Segue abaixo o texto “foto-printado” acima:

Em meio a crise interna sobre sucessão na presidência do PT, Gleisi e Edinho fazem reunião para esfriar ânimos - O Globo

Em meio à escalada da tensão envolvendo a eleição para a presidência do PT, Gleisi Hoffmann marcou uma reunião com Edinho Silva, favorito do presidente Lula para sucedê-la no comando partidário. A conversa deve ocorrer hoje. A sugestão do encontro partiu da própria Gleisi após Edinho afirmar que estava “indignado” com o vazamento de uma reunião entre Lula e integrantes da corrente majoritária do partido, a CNB.

Para o ex-prefeito, Lula foi “usado” ao ser convidado para uma reunião na casa da ministra, na última quinta, com o objetivo de desestimular sua candidatura. No encontro, petistas adversários da candidatura de Edinho elencaram razões pelas quais ele não seria eleito em julho. E disseram ao presidente que estão trabalhando para viabilizar outra candidatura. Lula, que apoia Edinho, apenas ouviu.

O ex-prefeito também foi criticado por ter comparecido recentemente a um almoço oferecido por Marta Suplicy em que o ex-ministro Antonio Palocci estava. A aliados, Edinho disse que a lista de convidados foi de responsabilidade de Marta.

Edinho expressou insatisfação em evento na cidade de Matão (SP), no domingo, quando disse que o presidente foi usado pelos responsáveis pela reunião: "Lula vai para uma reunião para que a gente possa construir unidade e ela é vazada para a imprensa como instrumento de luta interna. Nós não podemos aceitar. Eu estou muito indignado com o que aconteceu, da forma como aconteceu, mas isso não me desestimula.

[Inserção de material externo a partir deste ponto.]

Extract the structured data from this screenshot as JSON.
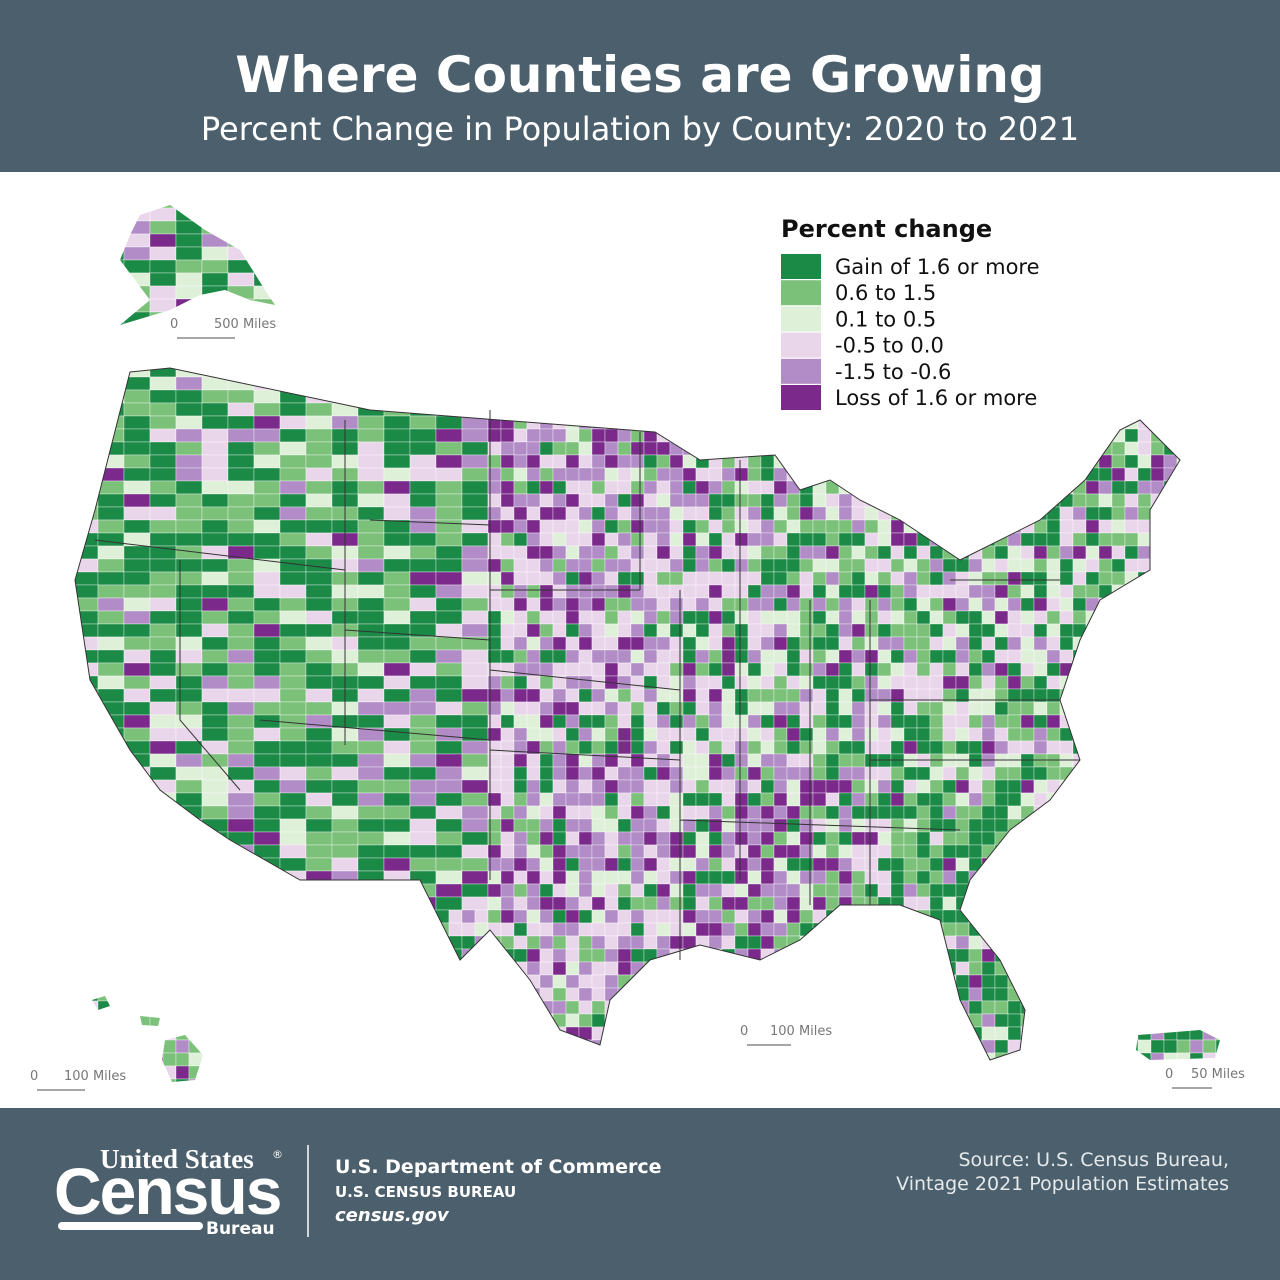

Ao contrário, isso me estimula a lutar para a construção do partido que nós temos que construir".

De acordo com o blog de Julia Duailibi no g1, foi uma foto postada nas redes por Washington Quaquá que fez com que a imprensa fosse atrás da informação. Quaquáintegra o grupo de Gleisi, que não quer Edinho no comando da sigla.

Edinho lembrou que gostaria de ser o candidato de Gleisi, a quem chamou de “maior presidente da história do PT”: "Pra mim, a Gleisi é a maior presidente da história do PT. E eu estive com a Gleisi as duas vezes que ela foi candidata a presidente".

Gleisi, por sua vez, e outros petistas que demonstram resistência ao nome de Edinho têm defendido sua substituição.

Lula sinalizou a integrantes da legenda que vai dobrar a aposta no apoio a Edinho e que a chance de mudar de ideia é nula.